Dans un livre, j’ai lu que le mot « canoë » est arrivé en Europe grâce aux Espagnols. En somme, « canoë » a voyagé en « caravelle »…
Dans un livre, j’ai lu que Cocteau fit rire un auditoire d’Immortels, en déclarant dans son discours de réception à l’Académie française : « Je sais que la poésie est indispensable. Mais je ne sais pas à quoi… »
Dans un livre, j’ai lu que…, ce sont les trésors de lecture d’Eugène, insolites, drôles, érudits… Embarquement pour le pays des mots !
Partagez avec Eugène vos propos trouvailles… Lisez et participez à la suite de l’aventure. Voir modalités du jeu à l’intérieur.

 

Ce petit volume est une compilation d’anecdotes au sujet de la littérature dénichées dans des livres de tous types et de toutes époques. Ces trouvailles ont été proposées par des professionnels de la littérature ou par des amateurs passionnés. Seul critère : l’originalité (au sens que le Larousse donne de l’adjectif original : Qui émane directement de son auteur ou de sa source, qui n’est pas une copie, une reproduction, une traduction, une refonte, etc. ; authentique.)

 

Cela donne un passionnant recueil de découvertes classées selon un subjectif ordre alphabétique de thèmes. Petites et grandes histoires de la littérature, vérités qu’il était nécessaire de rétablir et explications enfin obtenues, anecdotes à produire dans les dîners et leçons de choses… c’est une mine.
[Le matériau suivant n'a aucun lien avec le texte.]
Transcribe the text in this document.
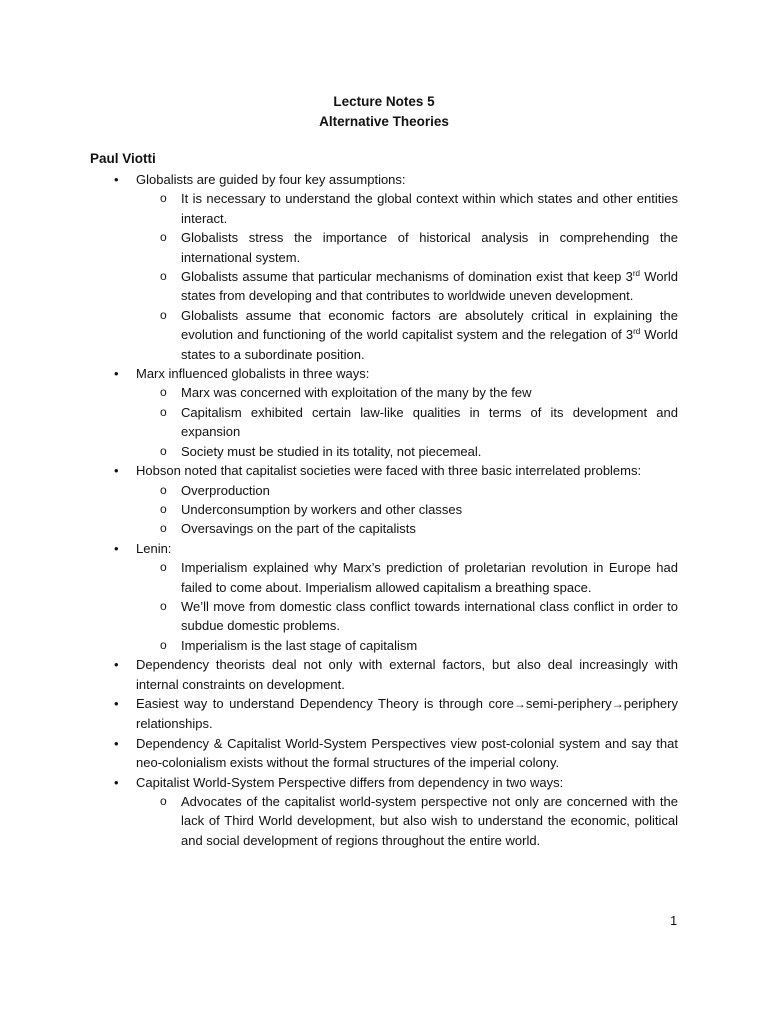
Lecture Notes 5
Alternative Theories
Paul Viotti
• Globalists are guided by four key assumptions:
o It is necessary to understand the global context within which states and other entities interact.
o Globalists stress the importance of historical analysis in comprehending the international system.
o Globalists assume that particular mechanisms of domination exist that keep 3rd World states from developing and that contributes to worldwide uneven development.
o Globalists assume that economic factors are absolutely critical in explaining the evolution and functioning of the world capitalist system and the relegation of 3rd World states to a subordinate position.
• Marx influenced globalists in three ways:
o Marx was concerned with exploitation of the many by the few
o Capitalism exhibited certain law-like qualities in terms of its development and expansion
o Society must be studied in its totality, not piecemeal.
• Hobson noted that capitalist societies were faced with three basic interrelated problems:
o Overproduction
o Underconsumption by workers and other classes
o Oversavings on the part of the capitalists
• Lenin:
o Imperialism explained why Marx’s prediction of proletarian revolution in Europe had failed to come about. Imperialism allowed capitalism a breathing space.
o We’ll move from domestic class conflict towards international class conflict in order to subdue domestic problems.
o Imperialism is the last stage of capitalism
• Dependency theorists deal not only with external factors, but also deal increasingly with internal constraints on development.
• Easiest way to understand Dependency Theory is through core→semi-periphery→periphery relationships.
• Dependency & Capitalist World-System Perspectives view post-colonial system and say that neo-colonialism exists without the formal structures of the imperial colony.
• Capitalist World-System Perspective differs from dependency in two ways:
o Advocates of the capitalist world-system perspective not only are concerned with the lack of Third World development, but also wish to understand the economic, political and social development of regions throughout the entire world.
1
A offrir aux amoureux de la littérature et aux autres, pour lire et faire lire toujours davantage.

 

Éditions autrement, mars 2011, pages, 10 euros

 

Quelques découvertes :

 

Dans un livre, j’ai lu qu’on peut avaler une formule magique comme on avale un médicament. Par exemple, des souffrants placent sur leur langue une pierre de jade sur laquelle une formule magique est inscrite. Ils laissent les mots se mélanger à leur salive, qui coule dans l’estomac et de là se répand dans tout le corps.

 

Dans un livre de médecine, j’ai lu que « le placebo est un mensonge qui guérit ». Je me demande s’il ne s’agit pas de la plus belle définition de la littérature.

 

Dans un livre, j’ai lu cette mise en garde d’un professeur de littérature à ses jeunes étudiants : « Si vous croyez avoir inventé quelque chose, c’est que vous n’avez pas encore assez lu. »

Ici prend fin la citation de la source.